En rapport à notre thématique de droit des successions il est possible de déduire de ces trois paragraphes :
- Il existe des affaires qui relèvent exclusivement des juridictions espagnoles. Les jugements étrangers ne sont donc pas reconnus dans ces affaires
- Il est également possible de choisir l’Espagne comme lieu de juridiction de manière expresse ou tacite. Il conviendra alors de veiller au fait que, pour la clause attributive de juridiction exigée par l’art. 55 du Code de Procédure Civile (Zivilprozessordnung), les parties désignent expressément une juridiction
- La compétence des tribunaux peut dépendre du domicile du défendeur
- Les tribunaux espagnols sont compétents lorsque le dernier domicile du testateur se trouvait en Espagne, ou qu’il y possédait au moins un bien immobilier.

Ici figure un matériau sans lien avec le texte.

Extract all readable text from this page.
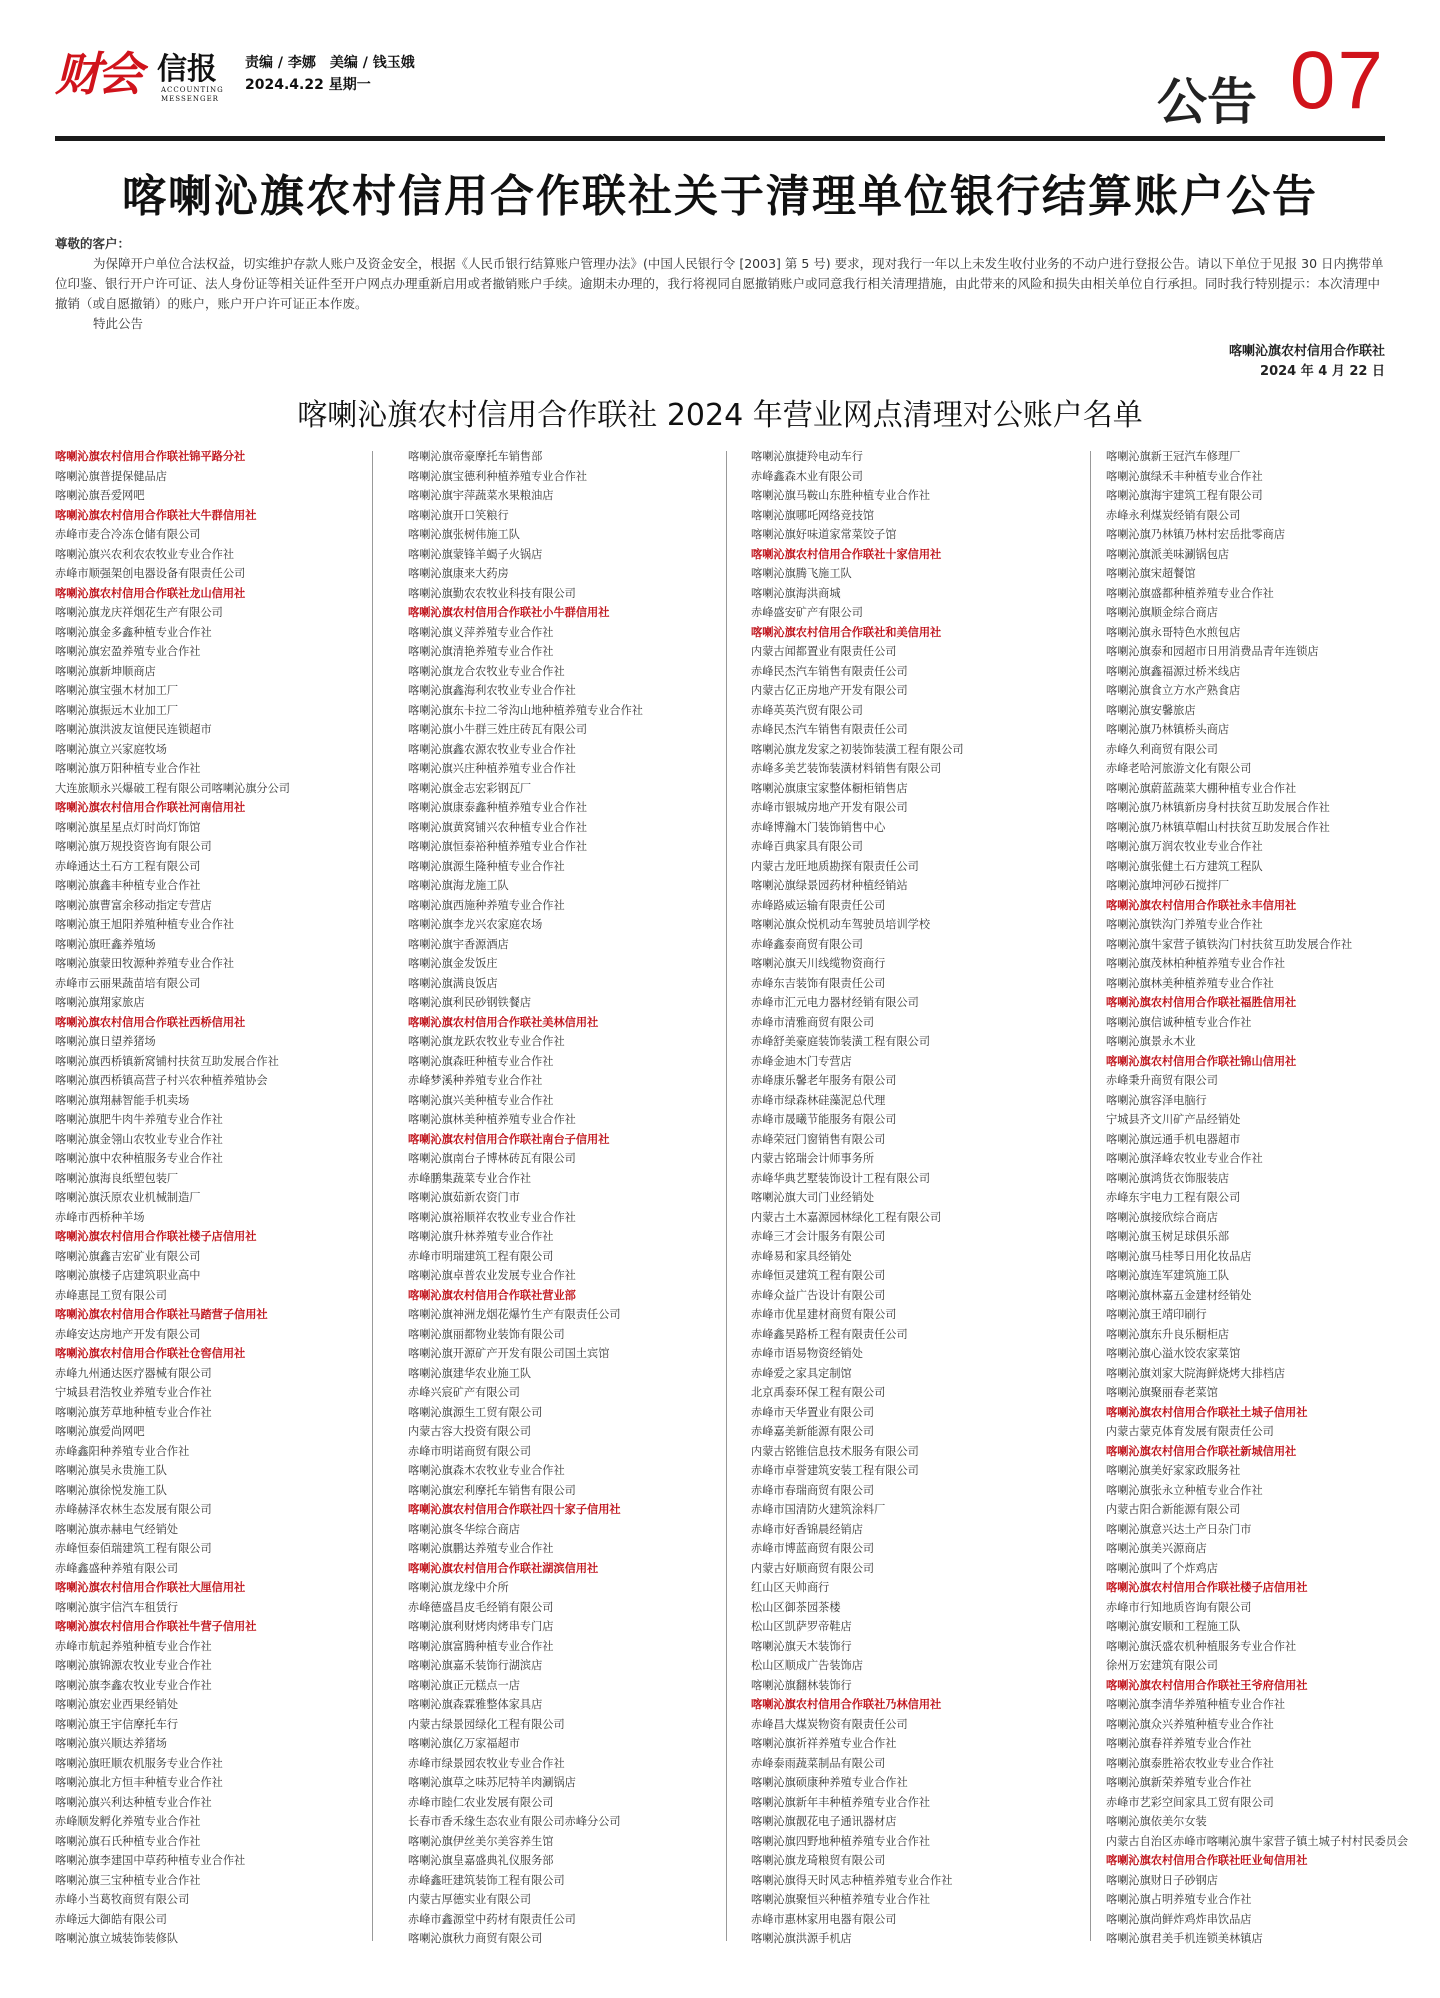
财会 信报
ACCOUNTING MESSENGER
责编 / 李娜 美编 / 钱玉娥
2024.4.22 星期一	公告 07
喀喇沁旗农村信用合作联社关于清理单位银行结算账户公告
尊敬的客户：

为保障开户单位合法权益，切实维护存款人账户及资金安全，根据《人民币银行结算账户管理办法》(中国人民银行令 [2003] 第 5 号) 要求，现对我行一年以上未发生收付业务的不动户进行登报公告。请以下单位于见报 30 日内携带单位印鉴、银行开户许可证、法人身份证等相关证件至开户网点办理重新启用或者撤销账户手续。逾期未办理的，我行将视同自愿撤销账户或同意我行相关清理措施，由此带来的风险和损失由相关单位自行承担。同时我行特别提示：本次清理中撤销（或自愿撤销）的账户，账户开户许可证正本作废。

特此公告

喀喇沁旗农村信用合作联社
2024 年 4 月 22 日
喀喇沁旗农村信用合作联社 2024 年营业网点清理对公账户名单
喀喇沁旗农村信用合作联社锦平路分社
喀喇沁旗普提保健品店
喀喇沁旗吾爱网吧
喀喇沁旗农村信用合作联社大牛群信用社
赤峰市麦合冷冻仓储有限公司
喀喇沁旗兴农利农农牧业专业合作社
赤峰市顺强架创电器设备有限责任公司
喀喇沁旗农村信用合作联社龙山信用社
喀喇沁旗龙庆祥烟花生产有限公司
喀喇沁旗金多鑫种植专业合作社
喀喇沁旗宏盈养殖专业合作社
喀喇沁旗新坤顺商店
喀喇沁旗宝强木材加工厂
喀喇沁旗振远木业加工厂
喀喇沁旗洪波友谊便民连锁超市
喀喇沁旗立兴家庭牧场
喀喇沁旗万阳种植专业合作社
大连旅顺永兴爆破工程有限公司喀喇沁旗分公司
喀喇沁旗农村信用合作联社河南信用社
喀喇沁旗星星点灯时尚灯饰馆
喀喇沁旗万规投资咨询有限公司
赤峰通达土石方工程有限公司
喀喇沁旗鑫丰种植专业合作社
喀喇沁旗曹富余移动指定专营店
喀喇沁旗王旭阳养殖种植专业合作社
喀喇沁旗旺鑫养殖场
喀喇沁旗蒙田牧源种养殖专业合作社
赤峰市云丽果蔬苗培有限公司
喀喇沁旗翔家旅店
喀喇沁旗农村信用合作联社西桥信用社
喀喇沁旗日望养猪场
喀喇沁旗西桥镇新窝铺村扶贫互助发展合作社
喀喇沁旗西桥镇高营子村兴农种植养殖协会
喀喇沁旗翔赫智能手机卖场
喀喇沁旗肥牛肉牛养殖专业合作社
喀喇沁旗金翎山农牧业专业合作社
喀喇沁旗中农种植服务专业合作社
喀喇沁旗海良纸塑包装厂
喀喇沁旗沃原农业机械制造厂
赤峰市西桥种羊场
喀喇沁旗农村信用合作联社楼子店信用社
喀喇沁旗鑫吉宏矿业有限公司
喀喇沁旗楼子店建筑职业高中
赤峰惠昆工贸有限公司
喀喇沁旗农村信用合作联社马踏营子信用社
赤峰安达房地产开发有限公司
喀喇沁旗农村信用合作联社仓窖信用社
赤峰九州通达医疗器械有限公司
宁城县君浩牧业养殖专业合作社
喀喇沁旗芳草地种植专业合作社
喀喇沁旗爱尚网吧
赤峰鑫阳种养殖专业合作社
喀喇沁旗吴永贵施工队
喀喇沁旗徐悦发施工队
赤峰赫泽农林生态发展有限公司
喀喇沁旗赤赫电气经销处
赤峰恒泰佰瑞建筑工程有限公司
赤峰鑫盛种养殖有限公司
喀喇沁旗农村信用合作联社大厘信用社
喀喇沁旗宇信汽车租赁行
喀喇沁旗农村信用合作联社牛营子信用社
赤峰市航起养殖种植专业合作社
喀喇沁旗锦源农牧业专业合作社
喀喇沁旗李鑫农牧业专业合作社
喀喇沁旗宏业西果经销处
喀喇沁旗王宇信摩托车行
喀喇沁旗兴顺达养猪场
喀喇沁旗旺顺农机服务专业合作社
喀喇沁旗北方恒丰种植专业合作社
喀喇沁旗兴利达种植专业合作社
赤峰顺发孵化养殖专业合作社
喀喇沁旗石氏种植专业合作社
喀喇沁旗李建国中草药种植专业合作社
喀喇沁旗三宝种植专业合作社
赤峰小当葛牧商贸有限公司
赤峰远大御皓有限公司
喀喇沁旗立城装饰装修队
喀喇沁旗帝豪摩托车销售部
喀喇沁旗宝德利种植养殖专业合作社
喀喇沁旗宇萍蔬菜水果粮油店
喀喇沁旗开口笑粮行
喀喇沁旗张树伟施工队
喀喇沁旗蒙锋羊蝎子火锅店
喀喇沁旗康来大药房
喀喇沁旗勤农农牧业科技有限公司
喀喇沁旗农村信用合作联社小牛群信用社
喀喇沁旗义萍养殖专业合作社
喀喇沁旗清艳养殖专业合作社
喀喇沁旗龙合农牧业专业合作社
喀喇沁旗鑫海利农牧业专业合作社
喀喇沁旗东卡拉二爷沟山地种植养殖专业合作社
喀喇沁旗小牛群三姓庄砖瓦有限公司
喀喇沁旗鑫农源农牧业专业合作社
喀喇沁旗兴庄种植养殖专业合作社
喀喇沁旗金志宏彩钢瓦厂
喀喇沁旗康泰鑫种植养殖专业合作社
喀喇沁旗黄窝铺兴农种植专业合作社
喀喇沁旗恒泰裕种植养殖专业合作社
喀喇沁旗源生隆种植专业合作社
喀喇沁旗海龙施工队
喀喇沁旗西施种养殖专业合作社
喀喇沁旗李龙兴农家庭农场
喀喇沁旗宇香源酒店
喀喇沁旗金发饭庄
喀喇沁旗满良饭店
喀喇沁旗利民砂钢铁餐店
喀喇沁旗农村信用合作联社美林信用社
喀喇沁旗龙跃农牧业专业合作社
喀喇沁旗森旺种植专业合作社
赤峰梦溪种养殖专业合作社
喀喇沁旗兴美种植专业合作社
喀喇沁旗林美种植养殖专业合作社
喀喇沁旗农村信用合作联社南台子信用社
喀喇沁旗南台子博林砖瓦有限公司
赤峰鹏集蔬菜专业合作社
喀喇沁旗茹新农资门市
喀喇沁旗裕顺祥农牧业专业合作社
喀喇沁旗升林养殖专业合作社
赤峰市明瑞建筑工程有限公司
喀喇沁旗卓普农业发展专业合作社
喀喇沁旗农村信用合作联社营业部
喀喇沁旗神洲龙烟花爆竹生产有限责任公司
喀喇沁旗丽都物业装饰有限公司
喀喇沁旗开源矿产开发有限公司国土宾馆
喀喇沁旗建华农业施工队
赤峰兴宸矿产有限公司
喀喇沁旗源生工贸有限公司
内蒙古容大投资有限公司
赤峰市明诺商贸有限公司
喀喇沁旗森木农牧业专业合作社
喀喇沁旗宏利摩托车销售有限公司
喀喇沁旗农村信用合作联社四十家子信用社
喀喇沁旗冬华综合商店
喀喇沁旗鹏达养殖专业合作社
喀喇沁旗农村信用合作联社湖滨信用社
喀喇沁旗龙缘中介所
赤峰德盛昌皮毛经销有限公司
喀喇沁旗利财烤肉烤串专门店
喀喇沁旗富腾种植专业合作社
喀喇沁旗嘉禾装饰行湖滨店
喀喇沁旗正元糕点一店
喀喇沁旗森霖雅整体家具店
内蒙古绿景园绿化工程有限公司
喀喇沁旗亿万家福超市
赤峰市绿景园农牧业专业合作社
喀喇沁旗草之味苏尼特羊肉涮锅店
赤峰市睦仁农业发展有限公司
长春市香禾缘生态农业有限公司赤峰分公司
喀喇沁旗伊丝美尔美容养生馆
喀喇沁旗皇嘉盛典礼仪服务部
赤峰鑫旺建筑装饰工程有限公司
内蒙古厚德实业有限公司
赤峰市鑫源堂中药材有限责任公司
喀喇沁旗秋力商贸有限公司
喀喇沁旗捷羚电动车行
赤峰鑫森木业有限公司
喀喇沁旗马鞍山东胜种植专业合作社
喀喇沁旗哪吒网络竞技馆
喀喇沁旗好味道家常菜饺子馆
喀喇沁旗农村信用合作联社十家信用社
喀喇沁旗腾飞施工队
喀喇沁旗海洪商城
赤峰盛安矿产有限公司
喀喇沁旗农村信用合作联社和美信用社
内蒙古闻都置业有限责任公司
赤峰民杰汽车销售有限责任公司
内蒙古亿正房地产开发有限公司
赤峰英英汽贸有限公司
赤峰民杰汽车销售有限责任公司
喀喇沁旗龙发家之初装饰装潢工程有限公司
赤峰多美艺装饰装潢材料销售有限公司
喀喇沁旗康宝家整体橱柜销售店
赤峰市银城房地产开发有限公司
赤峰博瀚木门装饰销售中心
赤峰百典家具有限公司
内蒙古龙旺地质勘探有限责任公司
喀喇沁旗绿景园药材种植经销站
赤峰路威运输有限责任公司
喀喇沁旗众悦机动车驾驶员培训学校
赤峰鑫泰商贸有限公司
喀喇沁旗天川线缆物资商行
赤峰东吉装饰有限责任公司
赤峰市汇元电力器材经销有限公司
赤峰市清雅商贸有限公司
赤峰舒美豪庭装饰装潢工程有限公司
赤峰金迪木门专营店
赤峰康乐馨老年服务有限公司
赤峰市绿森林硅藻泥总代理
赤峰市晟曦节能服务有限公司
赤峰荣冠门窗销售有限公司
内蒙古铭瑞会计师事务所
赤峰华典艺墅装饰设计工程有限公司
喀喇沁旗大司门业经销处
内蒙古土木嘉源园林绿化工程有限公司
赤峰三才会计服务有限公司
赤峰易和家具经销处
赤峰恒灵建筑工程有限公司
赤峰众益广告设计有限公司
赤峰市优星建材商贸有限公司
赤峰鑫昊路桥工程有限责任公司
赤峰市语易物资经销处
赤峰爱之家具定制馆
北京禹泰环保工程有限公司
赤峰市天华置业有限公司
赤峰嘉美新能源有限公司
内蒙古铭锥信息技术服务有限公司
赤峰市卓誉建筑安装工程有限公司
赤峰市春瑞商贸有限公司
赤峰市国清防火建筑涂料厂
赤峰市好香锦晨经销店
赤峰市博蓝商贸有限公司
内蒙古好顺商贸有限公司
红山区天帅商行
松山区御茶园茶楼
松山区凯萨罗帝鞋店
喀喇沁旗天木装饰行
松山区顺成广告装饰店
喀喇沁旗翻林装饰行
喀喇沁旗农村信用合作联社乃林信用社
赤峰昌大煤炭物资有限责任公司
喀喇沁旗祈祥养殖专业合作社
赤峰泰雨蔬菜制品有限公司
喀喇沁旗硕康种养殖专业合作社
喀喇沁旗新年丰种植养殖专业合作社
喀喇沁旗靓花电子通讯器材店
喀喇沁旗四野地种植养殖专业合作社
喀喇沁旗龙琦粮贸有限公司
喀喇沁旗得天时风志种植养殖专业合作社
喀喇沁旗聚恒兴种植养殖专业合作社
赤峰市惠林家用电器有限公司
喀喇沁旗洪源手机店
喀喇沁旗新王冠汽车修理厂
喀喇沁旗绿禾丰种植专业合作社
喀喇沁旗海宇建筑工程有限公司
赤峰永利煤炭经销有限公司
喀喇沁旗乃林镇乃林村宏岳批零商店
喀喇沁旗派美味涮锅包店
喀喇沁旗宋超餐馆
喀喇沁旗盛都种植养殖专业合作社
喀喇沁旗顺金综合商店
喀喇沁旗永哥特色水煎包店
喀喇沁旗泰和园超市日用消费品青年连锁店
喀喇沁旗鑫福源过桥米线店
喀喇沁旗食立方水产熟食店
喀喇沁旗安馨旅店
喀喇沁旗乃林镇桥头商店
赤峰久利商贸有限公司
赤峰老哈河旅游文化有限公司
喀喇沁旗蔚蓝蔬菜大棚种植专业合作社
喀喇沁旗乃林镇新房身村扶贫互助发展合作社
喀喇沁旗乃林镇草帽山村扶贫互助发展合作社
喀喇沁旗万润农牧业专业合作社
喀喇沁旗张健土石方建筑工程队
喀喇沁旗坤河砂石搅拌厂
喀喇沁旗农村信用合作联社永丰信用社
喀喇沁旗铁沟门养殖专业合作社
喀喇沁旗牛家营子镇铁沟门村扶贫互助发展合作社
喀喇沁旗茂林柏种植养殖专业合作社
喀喇沁旗林美种植养殖专业合作社
喀喇沁旗农村信用合作联社福胜信用社
喀喇沁旗信诚种植专业合作社
喀喇沁旗景永木业
喀喇沁旗农村信用合作联社锦山信用社
赤峰秉升商贸有限公司
喀喇沁旗容泽电脑行
宁城县齐文川矿产品经销处
喀喇沁旗远通手机电器超市
喀喇沁旗泽峰农牧业专业合作社
喀喇沁旗鸿货衣饰服装店
赤峰东宇电力工程有限公司
喀喇沁旗接欣综合商店
喀喇沁旗玉树足球俱乐部
喀喇沁旗马桂琴日用化妆品店
喀喇沁旗连军建筑施工队
喀喇沁旗林嘉五金建材经销处
喀喇沁旗王靖印刷行
喀喇沁旗东升良乐橱柜店
喀喇沁旗心溢水饺农家菜馆
喀喇沁旗刘家大院海鲜烧烤大排档店
喀喇沁旗聚丽春老菜馆
喀喇沁旗农村信用合作联社土城子信用社
内蒙古蒙克体育发展有限责任公司
喀喇沁旗农村信用合作联社新城信用社
喀喇沁旗美好家家政服务社
喀喇沁旗张永立种植专业合作社
内蒙古阳合新能源有限公司
喀喇沁旗意兴达土产日杂门市
喀喇沁旗美兴源商店
喀喇沁旗叫了个炸鸡店
喀喇沁旗农村信用合作联社楼子店信用社
赤峰市行知地质咨询有限公司
喀喇沁旗安顺和工程施工队
喀喇沁旗沃盛农机种植服务专业合作社
徐州万宏建筑有限公司
喀喇沁旗农村信用合作联社王爷府信用社
喀喇沁旗李清华养殖种植专业合作社
喀喇沁旗众兴养殖种植专业合作社
喀喇沁旗春祥养殖专业合作社
喀喇沁旗泰胜裕农牧业专业合作社
喀喇沁旗新荣养殖专业合作社
赤峰市艺彩空间家具工贸有限公司
喀喇沁旗依美尔女装
内蒙古自治区赤峰市喀喇沁旗牛家营子镇土城子村村民委员会
喀喇沁旗农村信用合作联社旺业甸信用社
喀喇沁旗财日子砂钢店
喀喇沁旗占明养殖专业合作社
喀喇沁旗尚鲜炸鸡炸串饮品店
喀喇沁旗君美手机连锁美林镇店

En conclusion, on peut constater que le principe de décision unique vaut en matière de droit successoral en Espagne. Ceci implique qu’un seul Tribunal règle toutes les questions relatives à la succession, même si en théorie plusieurs tribunaux sont compétents.
Le droit applicable
Une fois la question de la juridiction compétente éclairée, se pose maintenant la question de savoir quel droit se doit d’être appliqué par les tribunaux. Le Droit International Privé renvoie à l’art. 9 paragraphe VIII du Código Civil. Celui-ci dispose : La succession juridique pour cause de mort est régie par le droit auquel le défunt a appartenu en dernier lieu, indépendamment du pays dans lequel se trouve la succession. Ce droit détermine aussi l’allocation de la réserve héréditaire. Les testaments ou contrats successoraux seront interprétés à la lumière du droit du pays dans lequel ils ont été finalisés ou conclus, quand bien même il s’agirait d’un droit qui ne soit pas celui du pays dans lequel le défunt avait son dernier domicile. Les droits d’époux veufs se règlent à la lumière du droit qui régit le mariage.
Il en résulte que:
- Les successions légales sont toujours régies par le droit de l’Etat auquel appartenait le défunt en dernier lieu. Cela vaut indépendamment de l’Etat dans lequel se trouve la succession
- Le cas d’acte volontaire de transfert de propriété est régi par le Droit de l’Etat dans lequel le testament fut rédigé. Ce Droit peut se différencier de celui de la nationalité. Les dispositions à appliquer à la réserve héréditaire découlent du Droit du pays auquel le défunt appartenait en dernier lieu
- Dans le cas d’un citoyen britannique qui rédige un testament conformément à la législation britannique (qui ne connait pas principe de réserve), puis devient espagnol et décède, le testament de ce citoyen espagnol serait régi par le Droit britannique. Toutefois, les dispositions du Droit espagnol relatives à la réserve, que ne connait pas le droit anglais, seraient à appliquer ici. La conséquence serait qu’une grande partie de la succession ne reviendrait pas aux héritiers nommés dans le testament, mais bien plus aux bénéficiaires de la réserve
- Un autre droit peut être applicable dans le cas où le défunt était marié. Les droits du veuf ou de la veuve sont définis en relation avec le droit dont dépendait le mariage. Il est donc possible que trois droits nationaux différents soient applicables pour un cas de succession.
Conclusion
Il est donc possible d’affirmer que les successions avec un élément à l’étranger peuvent s’avérer extrêmement compliqués. Aussi bien la définition du tribunal compétent que celle du droit applicable nécessitent un examen approfondi au cas par cas.